Change is driven by the people who are most directly impacted by it. NCYL convenes survivor leaders and engages with youth impacted by commercial sexual expliotation (CSE) to better understand the impact of exploitation, the challenges young people experience, and the services and supports they need to meet their goals and thrive. By doing so, we advocate for and make change recognizing that exploitation does not define a young person. Exploitation is one set of experiences in their lives that impacts the way they see the world and we want to make sure that youth with this experience are not limited by the trauma and stigma associated with this experience.
Survivor voices are essential to reform
Youth and survivor voices, priorities and leadership should be centered in generating ideas, planning, decision-making, execution, and evaluation. We engage survivor leaders in multiple ways, including through advisory boards, focus groups, surveys, individual consultation opportunities, listening sessions, conference presentations and trainings. Their voices drive every part of our work.
The CSEC Action Team Advisory Board
NCYL convenes the first-of-its-kind CSEC Action Team Advisory Board, comprised of lived experience experts.

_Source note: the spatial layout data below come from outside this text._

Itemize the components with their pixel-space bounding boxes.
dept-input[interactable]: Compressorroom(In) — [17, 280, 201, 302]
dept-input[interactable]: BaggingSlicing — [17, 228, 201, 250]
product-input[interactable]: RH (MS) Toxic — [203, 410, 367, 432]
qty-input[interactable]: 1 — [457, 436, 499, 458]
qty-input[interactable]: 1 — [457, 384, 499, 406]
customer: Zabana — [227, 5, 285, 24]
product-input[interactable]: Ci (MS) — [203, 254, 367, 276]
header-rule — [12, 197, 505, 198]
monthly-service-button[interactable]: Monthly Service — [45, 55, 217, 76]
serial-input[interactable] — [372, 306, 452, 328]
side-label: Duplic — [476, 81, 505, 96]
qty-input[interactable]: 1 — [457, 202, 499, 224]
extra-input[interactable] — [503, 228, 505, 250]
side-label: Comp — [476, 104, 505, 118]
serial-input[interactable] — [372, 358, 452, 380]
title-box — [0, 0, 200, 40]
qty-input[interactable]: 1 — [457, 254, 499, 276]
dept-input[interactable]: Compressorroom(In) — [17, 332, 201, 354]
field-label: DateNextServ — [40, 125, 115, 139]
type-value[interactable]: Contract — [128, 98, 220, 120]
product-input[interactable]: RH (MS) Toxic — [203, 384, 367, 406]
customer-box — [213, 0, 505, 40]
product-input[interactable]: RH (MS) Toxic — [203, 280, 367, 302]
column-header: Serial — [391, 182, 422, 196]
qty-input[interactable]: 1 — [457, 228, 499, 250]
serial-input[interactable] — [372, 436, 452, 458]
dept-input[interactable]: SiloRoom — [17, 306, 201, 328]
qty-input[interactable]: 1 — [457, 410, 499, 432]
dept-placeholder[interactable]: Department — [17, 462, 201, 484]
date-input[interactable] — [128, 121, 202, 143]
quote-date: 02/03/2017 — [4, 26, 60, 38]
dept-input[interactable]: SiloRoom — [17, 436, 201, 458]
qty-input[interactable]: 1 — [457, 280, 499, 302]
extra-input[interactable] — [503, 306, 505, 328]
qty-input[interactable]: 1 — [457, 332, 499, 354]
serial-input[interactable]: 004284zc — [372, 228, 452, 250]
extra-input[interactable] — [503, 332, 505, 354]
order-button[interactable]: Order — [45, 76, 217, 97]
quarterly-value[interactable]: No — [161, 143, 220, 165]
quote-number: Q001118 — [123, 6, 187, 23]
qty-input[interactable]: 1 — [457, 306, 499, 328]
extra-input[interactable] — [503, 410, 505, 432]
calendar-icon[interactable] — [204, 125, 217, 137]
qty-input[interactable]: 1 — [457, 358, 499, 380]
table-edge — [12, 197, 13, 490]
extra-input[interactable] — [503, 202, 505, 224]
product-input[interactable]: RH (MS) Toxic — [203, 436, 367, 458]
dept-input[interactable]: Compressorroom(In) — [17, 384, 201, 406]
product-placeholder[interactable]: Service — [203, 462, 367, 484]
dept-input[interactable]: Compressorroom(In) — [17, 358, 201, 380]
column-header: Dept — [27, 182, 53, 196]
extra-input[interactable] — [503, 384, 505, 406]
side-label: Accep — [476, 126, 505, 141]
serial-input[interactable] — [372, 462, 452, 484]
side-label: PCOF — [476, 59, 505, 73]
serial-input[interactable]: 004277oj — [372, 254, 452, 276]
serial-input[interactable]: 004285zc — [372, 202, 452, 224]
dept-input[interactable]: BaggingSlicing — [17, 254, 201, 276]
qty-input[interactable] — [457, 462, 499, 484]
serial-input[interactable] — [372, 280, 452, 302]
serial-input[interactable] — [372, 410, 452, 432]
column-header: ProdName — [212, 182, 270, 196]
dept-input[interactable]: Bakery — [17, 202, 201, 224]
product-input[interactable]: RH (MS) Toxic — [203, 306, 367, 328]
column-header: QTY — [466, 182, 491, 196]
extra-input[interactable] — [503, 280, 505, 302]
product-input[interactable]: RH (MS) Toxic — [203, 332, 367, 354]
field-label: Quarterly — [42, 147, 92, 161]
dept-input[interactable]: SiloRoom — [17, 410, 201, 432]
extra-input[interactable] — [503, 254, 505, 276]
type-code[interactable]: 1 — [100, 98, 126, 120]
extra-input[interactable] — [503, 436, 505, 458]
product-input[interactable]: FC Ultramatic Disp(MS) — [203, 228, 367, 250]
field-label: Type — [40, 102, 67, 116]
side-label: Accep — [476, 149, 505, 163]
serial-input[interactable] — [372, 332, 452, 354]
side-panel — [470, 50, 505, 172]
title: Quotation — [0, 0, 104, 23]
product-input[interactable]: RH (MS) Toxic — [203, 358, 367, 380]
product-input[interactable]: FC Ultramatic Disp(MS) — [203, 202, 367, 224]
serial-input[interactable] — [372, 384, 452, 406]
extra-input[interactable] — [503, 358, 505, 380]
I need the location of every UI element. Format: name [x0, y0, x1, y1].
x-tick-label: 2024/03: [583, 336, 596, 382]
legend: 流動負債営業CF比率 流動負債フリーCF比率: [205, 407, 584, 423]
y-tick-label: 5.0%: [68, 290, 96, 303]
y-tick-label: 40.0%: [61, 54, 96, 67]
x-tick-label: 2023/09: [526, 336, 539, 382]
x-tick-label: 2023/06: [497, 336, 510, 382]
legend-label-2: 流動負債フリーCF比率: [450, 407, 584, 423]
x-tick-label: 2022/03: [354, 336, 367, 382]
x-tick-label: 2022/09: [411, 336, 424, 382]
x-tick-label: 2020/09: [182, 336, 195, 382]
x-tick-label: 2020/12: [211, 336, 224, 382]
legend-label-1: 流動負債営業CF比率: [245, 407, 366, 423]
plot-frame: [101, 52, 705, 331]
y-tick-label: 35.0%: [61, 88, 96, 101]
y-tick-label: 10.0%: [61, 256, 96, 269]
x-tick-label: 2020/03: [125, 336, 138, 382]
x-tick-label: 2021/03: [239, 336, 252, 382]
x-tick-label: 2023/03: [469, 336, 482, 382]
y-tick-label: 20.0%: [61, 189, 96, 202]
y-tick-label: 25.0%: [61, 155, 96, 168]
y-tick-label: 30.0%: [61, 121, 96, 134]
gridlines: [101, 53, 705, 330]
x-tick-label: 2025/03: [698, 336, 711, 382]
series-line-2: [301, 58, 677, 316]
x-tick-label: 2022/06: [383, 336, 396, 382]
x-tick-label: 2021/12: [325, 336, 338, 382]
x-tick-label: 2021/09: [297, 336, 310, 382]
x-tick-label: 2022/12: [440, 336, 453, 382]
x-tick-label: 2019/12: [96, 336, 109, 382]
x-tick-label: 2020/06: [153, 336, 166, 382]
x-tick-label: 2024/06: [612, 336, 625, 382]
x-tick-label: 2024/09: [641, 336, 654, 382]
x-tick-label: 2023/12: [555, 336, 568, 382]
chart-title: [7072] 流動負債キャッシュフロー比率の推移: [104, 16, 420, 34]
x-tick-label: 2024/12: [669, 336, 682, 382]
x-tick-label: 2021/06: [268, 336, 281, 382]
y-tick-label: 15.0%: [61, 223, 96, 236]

The Advisory Board provides leadership and consultation to the state, counties, community partners and other stakeholders to improve identification, programing, service provision, and state and local policy for youth who have been impacted by CSE and their families.
First-hand experiences grow understanding
We also engage with survivor leaders to help us identify challenges that young people are currently experiencing. Based on those challenges, we develop solutions alongside young people, survivors, and lived experience experts including reports, guides, tools and issue briefs that help policy makers and service providers implement best practices and grow their understanding of and empathy for all youth impacted by exploitation, including Black and Brown girls, Native Youth, LGBTQIA2S+ youth, and boys.